Photo Courtesy of Norway MFA/Espen Røst.
No education, no development. This was the message that rang throughout the second day of the Oslo Summit for Education and Development as government leaders gathered to tie up the loose ends of international education policy prior to September’s adoption of the new Sustainable Development Goals (SDGs).
“I welcome this Summit’s focus on girls, on emergencies, on the quality of education, and on investments,” said UN Secretary-General Ban Ki-moon during the opening of the second and final day of the high-level meeting. “More than six million people asked for action on these issues when they signed the Up For School petition that I endorsed.” The petition, organized by the international nonprofit, A World at School, recently surpassed 8 million signatures after Angry Birds released a special #UpForSchool tournament and Justin Bieber called on his fans to support the campaign.
In his closing remarks, Norwegian Foreign Minister Børge Brende called on world leaders to renew their commitment to the ideals and goals of Incheon’s World Education Forum.
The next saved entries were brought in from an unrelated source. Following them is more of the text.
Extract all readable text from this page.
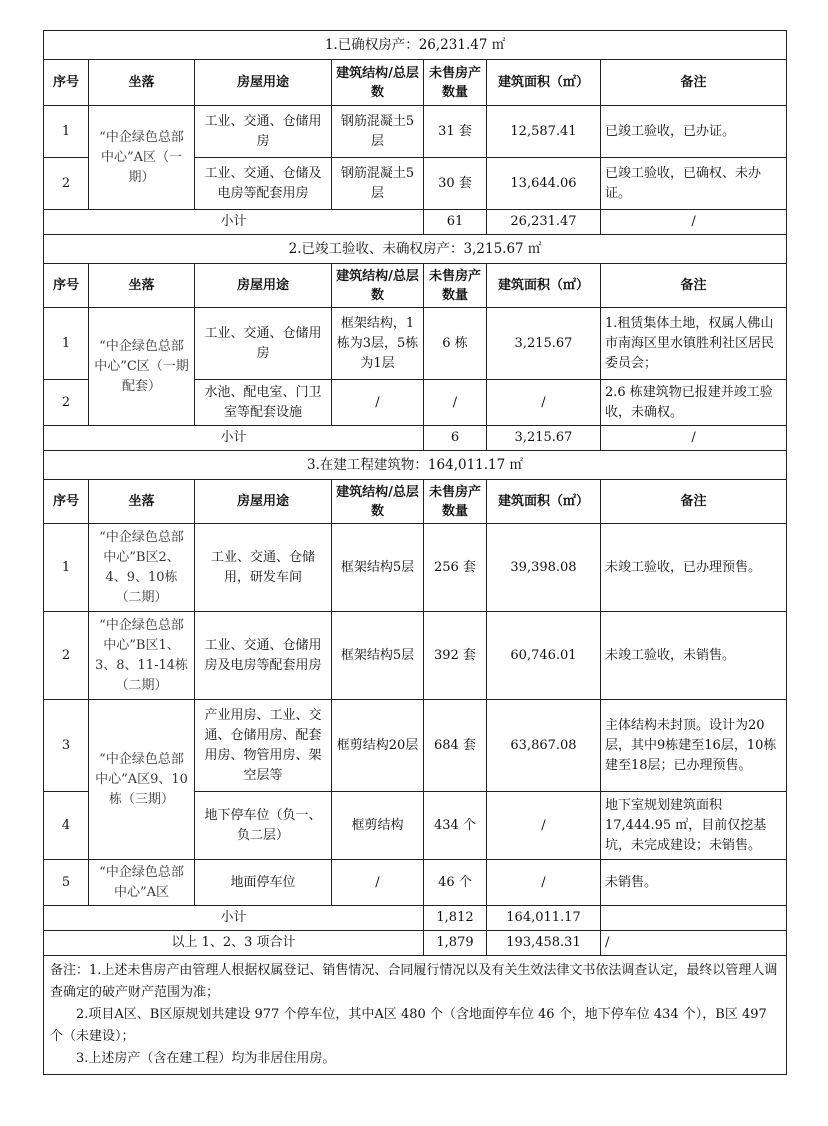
1.已确权房产：26,231.47 ㎡						
序号	坐落	房屋用途	建筑结构/总层数	未售房产数量	建筑面积（㎡）	备注
1	“中企绿色总部中心”A区（一期）	工业、交通、仓储用房	钢筋混凝土5层	31 套	12,587.41	已竣工验收，已办证。
2		工业、交通、仓储及电房等配套用房	钢筋混凝土5层	30 套	13,644.06	已竣工验收，已确权、未办证。
小计				61	26,231.47	/
2.已竣工验收、未确权房产：3,215.67 ㎡						
序号	坐落	房屋用途	建筑结构/总层数	未售房产数量	建筑面积（㎡）	备注
1	“中企绿色总部中心”C区（一期配套）	工业、交通、仓储用房	框架结构，1栋为3层，5栋为1层	6 栋	3,215.67	1.租赁集体土地，权属人佛山市南海区里水镇胜利社区居民委员会；
2		水池、配电室、门卫室等配套设施	/	/	/	2.6 栋建筑物已报建并竣工验收，未确权。
小计				6	3,215.67	/
3.在建工程建筑物：164,011.17 ㎡						
序号	坐落	房屋用途	建筑结构/总层数	未售房产数量	建筑面积（㎡）	备注
1	“中企绿色总部中心”B区2、4、9、10栋（二期）	工业、交通、仓储用，研发车间	框架结构5层	256 套	39,398.08	未竣工验收，已办理预售。
2	“中企绿色总部中心”B区1、3、8、11-14栋（二期）	工业、交通、仓储用房及电房等配套用房	框架结构5层	392 套	60,746.01	未竣工验收，未销售。
3	“中企绿色总部中心”A区9、10栋（三期）	产业用房、工业、交通、仓储用房、配套用房、物管用房、架空层等	框剪结构20层	684 套	63,867.08	主体结构未封顶。设计为20层，其中9栋建至16层，10栋建至18层；已办理预售。
4		地下停车位（负一、负二层）	框剪结构	434 个	/	地下室规划建筑面积17,444.95 ㎡，目前仅挖基坑，未完成建设；未销售。
5	“中企绿色总部中心”A区	地面停车位	/	46 个	/	未销售。
小计				1,812	164,011.17	
以上 1、2、3 项合计				1,879	193,458.31	/

备注：1.上述未售房产由管理人根据权属登记、销售情况、合同履行情况以及有关生效法律文书依法调查认定，最终以管理人调查确定的破产财产范围为准；
2.项目A区、B区原规划共建设 977 个停车位，其中A区 480 个（含地面停车位 46 个，地下停车位 434 个），B区 497 个（未建设）；
3.上述房产（含在建工程）均为非居住用房。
Throughout the two-day summit, the 400-plus assembly of government heads, civil society members, and private sector representatives agreed to reverse the negative trend in international support for education, primarily via the vehicle of public-private partnerships and national-international funds which would drive new financing mechanisms.
“It is unbelievable that in the the 21st century 59 million children still do not have access to school,” said Brende as he led the press conference that followed the day’s recap. “This summit should be for the forgotten children,” he said echoing UN Secretary-General Ban Ki-moon’s reminder from earlier that day.
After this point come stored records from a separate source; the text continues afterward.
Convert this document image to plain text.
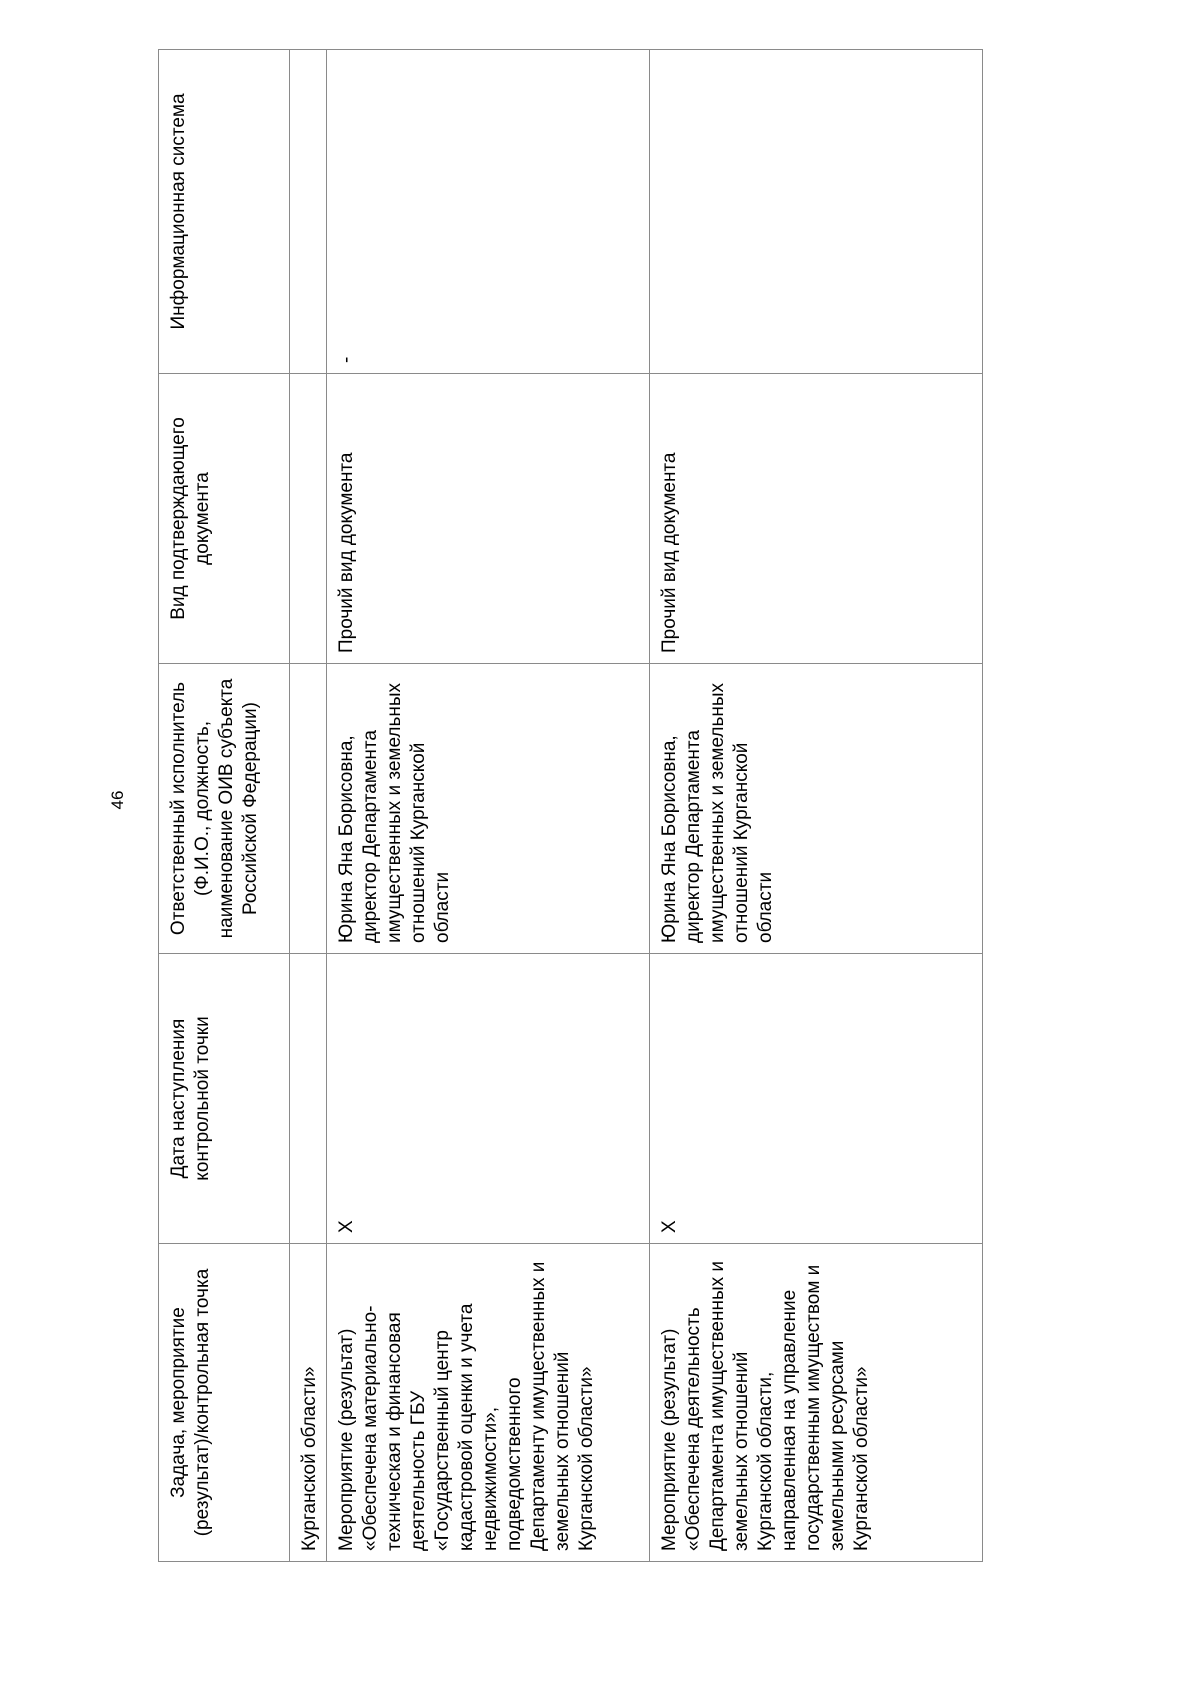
46
Задача, мероприятие (результат)/контрольная точка	Дата наступления контрольной точки	Ответственный исполнитель (Ф.И.О., должность, наименование ОИВ субъекта Российской Федерации)	Вид подтверждающего документа	Информационная система
Курганской области»				
Мероприятие (результат) «Обеспечена материально-техническая и финансовая деятельность ГБУ «Государственный центр кадастровой оценки и учета недвижимости», подведомственного Департаменту имущественных и земельных отношений Курганской области»	X	Юрина Яна Борисовна, директор Департамента имущественных и земельных отношений Курганской области	Прочий вид документа	-
Мероприятие (результат) «Обеспечена деятельность Департамента имущественных и земельных отношений Курганской области, направленная на управление государственным имуществом и земельными ресурсами Курганской области»	X	Юрина Яна Борисовна, директор Департамента имущественных и земельных отношений Курганской области	Прочий вид документа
Supporting education’s most fragile forms — namely education in emergencies and education for the most marginalized — would embody one of the major objectives of the post-2015 development agenda for education.
Right now, 20 million of the 59 million children currently out of school are living in conflict situations like those occurring in Syria or South Sudan. Ten million girls a year are forced into early marriages and 168 million children — some as young as 5 — are laboring rather than learning in the classroom. Despite this, education aid has been cut by 22 percent over the past two years while general aid has been rising. One hundred times more money is being spent on the education of a child in the West than in the poorest countries in the world.
“When we look at that UNESCO report, under present trends — and this is what the crisis is about — it will not be until 2086 that every child will be in primary school,” said UN Special Envoy for Education Gordon Brown during his final speech on the second day of the Oslo Summit. “Even if every government spent 5 percent of their national income on education, raised the growth rate of their economy every year, was able to tax its citizens to the level that was necessary to pay for all these services, there would still be a $25 billion funding gap to provide for universal goal of secondary and primary education for all.”
This funding gap, world leaders present at the summit agreed, could be at least partially addressed through private sector partnerships with governments and nongovernmental organizations. The education in emergencies funding or financing mechanism could do more than just supplement aid, Brown argued.
In fact, a Global Commission on Financing Education, which was formally announced in the press conference wrapping up the summit’s final day, could prove that investing in global education could provide economic returns and strengthen other sectors. Not unlike the Global Commission on the Economy and Climate, the Education Commission would work to back the goal of free, universal education across the globe with concrete evidence tied to economic gains and wider social outcomes. The commission’s initial deadline is set so that the first findings will be revealed at the United Nations General Assembly in the fall of 2016.
The summit participants agreed that leveraging learning through ICT, digital technology, and better infrastructure would also be crucial to delivering education to those who need it most.
“Education is a prerequisite for eradicating all extreme poverty,” said Brende.